How this skill works

The skill runs the relevant checks (tests, coverage, lint, typecheck, security, performance) and parses results to identify failures or gaps. It iterates by prioritizing the highest-impact issues, applying fixes or generated tests, and re-running targeted checks until success criteria are met or safety limits are reached.
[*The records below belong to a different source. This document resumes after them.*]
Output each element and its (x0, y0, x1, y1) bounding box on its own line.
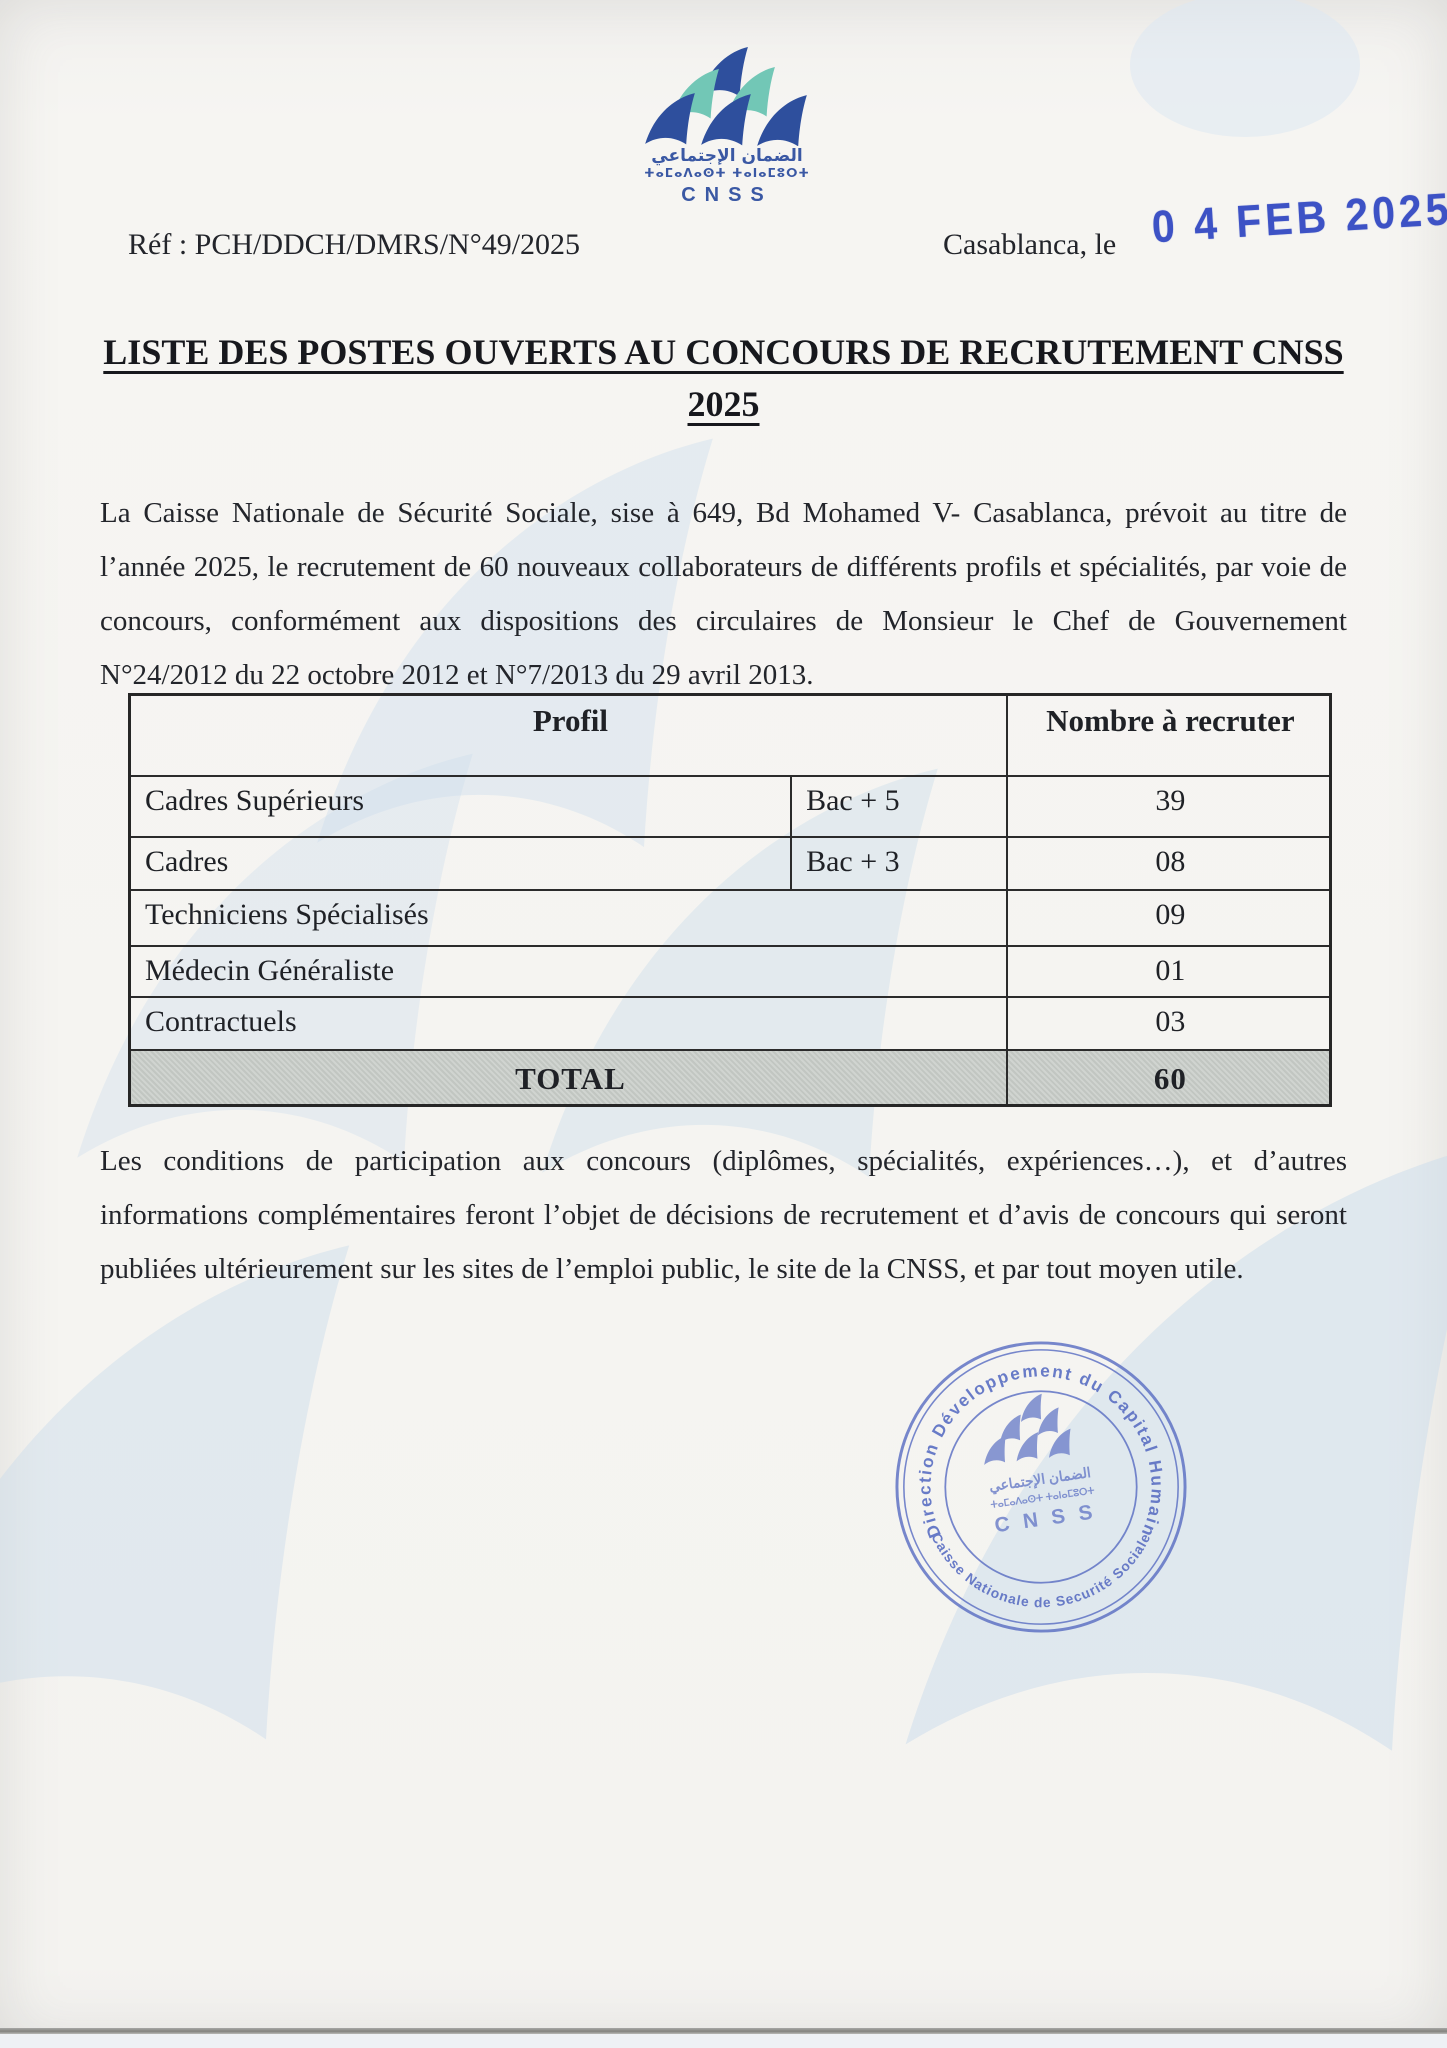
conditions-paragraph: Les conditions de participation aux conc… (100, 1145, 1347, 1285)
logo-cnss-text: CNSS (681, 184, 773, 206)
cnss-letterhead-logo: الضمان الإجتماعي ⵜⴰⵎⴰⴷⴰⵙⵜ ⵜⴰⵏⴰⵎⵓⵔⵜ CNSS (617, 46, 837, 207)
reference-number: Réf : PCH/DDCH/DMRS/N°49/2025 (128, 228, 581, 261)
cnss-round-ink-stamp: Direction Développement du Capital Humai… (895, 1341, 1187, 1633)
cell-nombre: 09 (1005, 889, 1332, 947)
header-nombre: Nombre à recruter (1005, 693, 1332, 777)
total-label-cell: TOTAL (128, 1049, 1008, 1107)
logo-tifinagh-text: ⵜⴰⵎⴰⴷⴰⵙⵜ ⵜⴰⵏⴰⵎⵓⵔⵜ (644, 166, 810, 180)
scan-edge-margin (0, 2034, 1447, 2048)
total-value-cell: 60 (1005, 1049, 1332, 1107)
cell-profil: Cadres (128, 836, 793, 891)
cell-nombre: 08 (1005, 836, 1332, 891)
cell-niveau: Bac + 3 (790, 836, 1008, 891)
document-title-line1: LISTE DES POSTES OUVERTS AU CONCOURS DE … (103, 332, 1344, 372)
document-title: LISTE DES POSTES OUVERTS AU CONCOURS DE … (100, 326, 1347, 430)
table-row: Cadres Supérieurs Bac + 5 39 (128, 775, 1332, 838)
stamp-center-sails-icon (980, 1393, 1075, 1466)
table-row: Contractuels 03 (128, 996, 1332, 1051)
logo-arabic-text: الضمان الإجتماعي (651, 146, 803, 166)
cell-nombre: 03 (1005, 996, 1332, 1051)
cell-nombre: 39 (1005, 775, 1332, 838)
table-row: Médecin Généraliste 01 (128, 945, 1332, 998)
table-header-row: Profil Nombre à recruter (128, 693, 1332, 777)
cell-profil: Médecin Généraliste (128, 945, 1008, 998)
scan-edge-line (0, 2028, 1447, 2034)
table-total-row: TOTAL 60 (128, 1049, 1332, 1107)
cell-profil: Techniciens Spécialisés (128, 889, 1008, 947)
cell-nombre: 01 (1005, 945, 1332, 998)
document-title-line2: 2025 (687, 384, 760, 424)
cnss-sails-icon (645, 47, 807, 146)
table-row: Techniciens Spécialisés 09 (128, 889, 1332, 947)
cell-profil: Cadres Supérieurs (128, 775, 793, 838)
intro-paragraph: La Caisse Nationale de Sécurité Sociale,… (100, 497, 1347, 691)
date-ink-stamp: 0 4 FEB 2025 (1150, 183, 1447, 253)
table-row: Cadres Bac + 3 08 (128, 836, 1332, 891)
cell-niveau: Bac + 5 (790, 775, 1008, 838)
postes-table: Profil Nombre à recruter Cadres Supérieu… (128, 693, 1332, 1107)
header-profil: Profil (128, 693, 1008, 777)
place-and-date-label: Casablanca, le (943, 228, 1117, 261)
cell-profil: Contractuels (128, 996, 1008, 1051)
It integrates with AQE v3 agents and memory so successful patterns are reused and iteration state is tracked.

When to use it

  • When tests must be made green before merging or deploy
  • To raise line/branch coverage to a specific percentage target
  • To ensure all defined quality gates pass for deployment readiness
  • When flaky tests appear and need detection and stabilization
  • When API contracts must be validated and aligned between parties

Best practices

  • Define clear, measurable success criteria (exit codes, % coverage, gate pass)
  • Limit iterations with sensible safety caps (per-phase and total limits)
  • Prioritize fixes by impact: critical business logic and failing gates first
  • Store proven iteration patterns in memory for reuse across runs
  • Escalate to human review when a test fails repeatedly or progress stalls

Example use cases

  • Run a test-fix loop to repair failing unit tests until npm test exits 0 and output TESTS_GREEN
  • Execute a coverage loop that generates targeted tests until coverage >= 80% and output COVERAGE_MET
  • Orchestrate quality gate compliance: run lint, typecheck, tests, security scans until QUALITY_GATES_PASSED
  • Detect flaky tests by repeated runs, apply isolation or mocks, and verify stability with TESTS_STABLE
  • Validate API contracts across consumer and provider until CONTRACTS_VALID promise is produced

FAQ

How many iterations will the loop perform?

Default safety limits are set (e.g., 15 per phase, 50 total) and stop conditions trigger escalation when no progress is made.

Can this run in parallel across agents?

Yes — the skill integrates with AQE v3 to spawn specialized iterators (coverage, flaky-hunter, quality-gate) that run in coordinated swarms.